Satu dasawarsa berselang, atau tahun 2015, jumlah kendaraan umum tercatat sebanyak 14.815 unit, sementara jumlah kendaraan bukan umum sudah meroket ke angka 1.062.207 unit.

Pada 2018, terakhir kali BPS mencatat data ini, diketahui jumlah kendaraan umum justru mengalami penurunan, yakni menjadi 14.178 unit. Sementara itu, jumlah kendaraan bukan umum terus melonjak ke angka 1.724.494 unit.

Lambannya pengembangan layanan transportasi publik juga terlihat dari laju penambahan panjang jalan di Kota Bandung yang jauh dari signifikan. Pada tahun 2000, panjang jalan diketahui 1.103,71 kilometer dengan 149,42 kilometer di antaranya dalam kondisi rusak.

Pada 2018, panjang jalan ada di angka 1.172,78 kilometer dengan 81,82 kilometer di antaranya dalam kondisi rusak.

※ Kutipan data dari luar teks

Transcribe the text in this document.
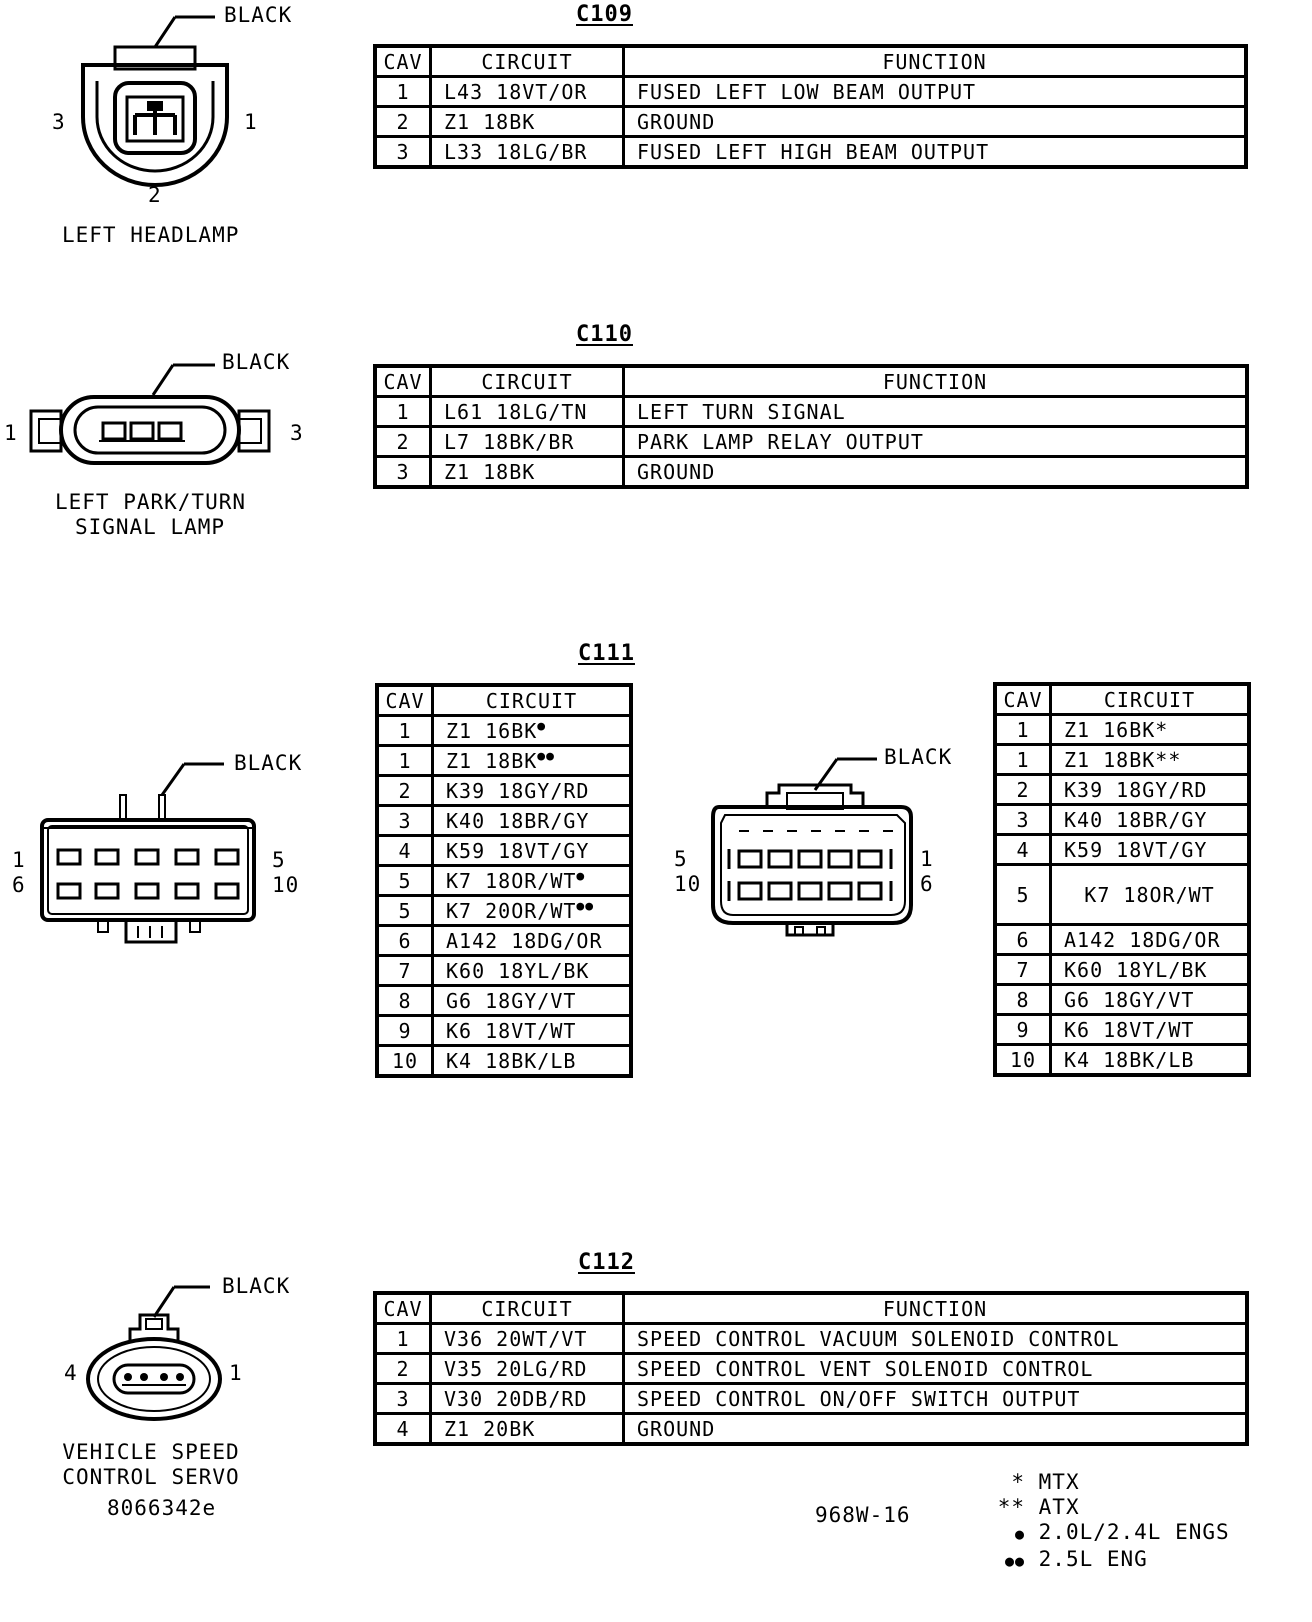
C109
BLACK
3	1
2
LEFT HEADLAMP
CAV	CIRCUIT	FUNCTION
1	L43 18VT/OR	FUSED LEFT LOW BEAM OUTPUT
2	Z1 18BK	GROUND
3	L33 18LG/BR	FUSED LEFT HIGH BEAM OUTPUT
C110
BLACK
1	3
LEFT PARK/TURN
SIGNAL LAMP
CAV	CIRCUIT	FUNCTION
1	L61 18LG/TN	LEFT TURN SIGNAL
2	L7 18BK/BR	PARK LAMP RELAY OUTPUT
3	Z1 18BK	GROUND
C111
BLACK
1
6
5
10
CAV	CIRCUIT
1	Z1 16BK●
1	Z1 18BK●●
2	K39 18GY/RD
3	K40 18BR/GY
4	K59 18VT/GY
5	K7 18OR/WT●
5	K7 20OR/WT●●
6	A142 18DG/OR
7	K60 18YL/BK
8	G6 18GY/VT
9	K6 18VT/WT
10	K4 18BK/LB
BLACK
5
10
1
6
CAV	CIRCUIT
1	Z1 16BK*
1	Z1 18BK**
2	K39 18GY/RD
3	K40 18BR/GY
4	K59 18VT/GY
5	K7 18OR/WT
6	A142 18DG/OR
7	K60 18YL/BK
8	G6 18GY/VT
9	K6 18VT/WT
10	K4 18BK/LB
C112
BLACK
4	1
VEHICLE SPEED
CONTROL SERVO
8066342e
CAV	CIRCUIT	FUNCTION
1	V36 20WT/VT	SPEED CONTROL VACUUM SOLENOID CONTROL
2	V35 20LG/RD	SPEED CONTROL VENT SOLENOID CONTROL
3	V30 20DB/RD	SPEED CONTROL ON/OFF SWITCH OUTPUT
4	Z1 20BK	GROUND
968W-16
* MTX
** ATX
● 2.0L/2.4L ENGS
●● 2.5L ENG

Artinya, dalam kurun 18 tahun panjang jalan di Kota Bandung hanya bertambah kurang dari 70 kilometer.

Masih ada banyak data lain yang menjadi indikator lambatnya program pengembangan layanan transportasi publik. Pengelolaan layanan Trans Metro Bandung, misalnya, masih jauh dari optimal.

Program infrastruktur transportasi publik lain yang kini tidak jelas kelanjutannya adalah pembangunan light rail transit (LRT). Sudah melewati sekian banyak tahap pembangunan dalam beberapa tahun terakhir, layanan ini tak kunjung bisa dinikmati warga.